4. Boogie Nights (1997)

Nicole Ari Parker and Don Cheadle in Boogie Nights. Credit: New Line/REX/Shutterstock

The title card says “San Fernando Valley, 1977” but really, where else could we be? The first three minutes of Paul Thomas Anderson’s Boogie Nights are lit up with disco-era energy, awash in primary colour as the camera moves through the gyrating, satin-clad populace of the Hot Traxx club (a nod to Goodfellas). Poignantly, the steadicam shot ends on a wide-eyed busboy and future porn star, played by Mark Wahlberg, who, like the audience, can’t help but want to join the party.

3. The Player (1992)

Tim Robbins in The Player. Credit: Spelling Films International/REX/Shutterstock

Zigzagging through a film studio lot for eight cynical, uninterrupted minutes, Robert Altman’s opening scene introduces each subplot and relationship to come. The camera drops in on Hollywood’s patented sun-drenched venality, a world of doubled breasted suits and false flattery that ends with a death threat delivered to the hollow man studio head played by Tim Robbins. The meta- fun includes Fred Ward pontificating on the opening shot of Touch of Evil, bemoaning how movies these days are all “Cut, cut, cut.

2. Children of Men (2006)

This one-shot, four-minute car attack scene is so seamlessly integrated, you almost don’t notice its technical prowess. In a dystopian future, a group of activists escape the smoldering city. It almost feels like a cheery road trip until a burning car flies out of the woods, cutting them off. The tone pivots to hysteria, and the heroes’ car literally speeds backwards. Director Alfonso Cuaron and director of photography Emmanuel Lubezki invented a crazy, Mad Max-looking rig to capture the action, but what’s more remarkable are the tight close-ups on the characters as the horror registers, for them, and for the audience.

1. Touch of Evil (1958)

Janet Leigh and Charlton Heston in Touch of Evil.

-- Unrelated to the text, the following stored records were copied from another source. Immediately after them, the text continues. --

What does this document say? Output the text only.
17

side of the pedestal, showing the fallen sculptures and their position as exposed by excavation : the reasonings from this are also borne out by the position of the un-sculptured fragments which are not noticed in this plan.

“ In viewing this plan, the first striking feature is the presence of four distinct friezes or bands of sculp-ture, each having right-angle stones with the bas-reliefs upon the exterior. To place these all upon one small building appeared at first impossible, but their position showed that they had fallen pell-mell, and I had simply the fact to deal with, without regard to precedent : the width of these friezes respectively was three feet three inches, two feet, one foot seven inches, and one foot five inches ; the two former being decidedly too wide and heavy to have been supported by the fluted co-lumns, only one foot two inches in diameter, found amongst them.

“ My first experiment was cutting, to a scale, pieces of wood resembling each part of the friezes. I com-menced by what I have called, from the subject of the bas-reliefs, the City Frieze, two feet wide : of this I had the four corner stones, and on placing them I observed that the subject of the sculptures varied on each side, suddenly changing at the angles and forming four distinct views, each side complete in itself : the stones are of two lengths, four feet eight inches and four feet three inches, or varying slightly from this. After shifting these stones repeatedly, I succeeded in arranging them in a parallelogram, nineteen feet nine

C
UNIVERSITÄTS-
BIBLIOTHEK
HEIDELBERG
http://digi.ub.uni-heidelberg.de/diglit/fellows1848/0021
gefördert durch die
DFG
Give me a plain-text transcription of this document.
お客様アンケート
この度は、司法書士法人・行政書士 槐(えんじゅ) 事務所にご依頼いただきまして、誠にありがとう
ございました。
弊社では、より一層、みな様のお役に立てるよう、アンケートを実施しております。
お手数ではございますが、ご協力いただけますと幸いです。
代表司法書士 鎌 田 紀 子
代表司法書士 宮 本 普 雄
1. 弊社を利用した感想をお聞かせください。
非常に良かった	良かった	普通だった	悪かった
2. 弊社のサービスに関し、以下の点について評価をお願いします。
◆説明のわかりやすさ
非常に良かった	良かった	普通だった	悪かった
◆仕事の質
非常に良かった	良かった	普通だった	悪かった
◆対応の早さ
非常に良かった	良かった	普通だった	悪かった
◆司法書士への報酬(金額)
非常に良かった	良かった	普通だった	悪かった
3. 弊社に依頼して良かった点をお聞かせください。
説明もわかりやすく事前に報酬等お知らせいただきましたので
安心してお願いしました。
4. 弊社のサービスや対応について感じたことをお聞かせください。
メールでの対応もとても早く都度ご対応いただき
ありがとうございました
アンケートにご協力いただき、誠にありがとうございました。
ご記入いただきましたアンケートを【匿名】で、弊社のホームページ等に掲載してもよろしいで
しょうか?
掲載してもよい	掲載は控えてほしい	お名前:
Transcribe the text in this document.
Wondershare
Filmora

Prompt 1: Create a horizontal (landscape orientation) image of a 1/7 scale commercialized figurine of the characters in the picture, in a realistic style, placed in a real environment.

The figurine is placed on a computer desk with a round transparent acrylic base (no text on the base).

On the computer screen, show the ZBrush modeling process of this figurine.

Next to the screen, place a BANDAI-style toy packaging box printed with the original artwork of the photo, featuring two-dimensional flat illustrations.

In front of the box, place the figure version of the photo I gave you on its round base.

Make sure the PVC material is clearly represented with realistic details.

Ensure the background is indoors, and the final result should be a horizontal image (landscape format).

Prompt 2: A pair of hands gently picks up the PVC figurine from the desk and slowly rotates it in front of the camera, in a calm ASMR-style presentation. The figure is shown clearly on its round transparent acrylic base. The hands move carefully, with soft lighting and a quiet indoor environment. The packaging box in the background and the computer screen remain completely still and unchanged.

Credit: Universal/REX/Shutterstock

Orson Welles’ famous opening scene begins with a pair of hands setting the egg-timer clock on a bomb to three minutes, a sound that ticks along to a faint salsa beat. The insta-tension thickens as the crane shot winds through the streets of a crowded Mexican border town, past so much Richard Scarry detail that it’s hard to know where to look: goats? Music man? Doomed couple in the bomb-laced car? The dreaded release is both witty and terrible, and just past the three-minute mark, we get two explosions: a kiss between Charlton Heston and Janet Leigh, and that inevitable bomb. The high bar for the much-imitated long take opener.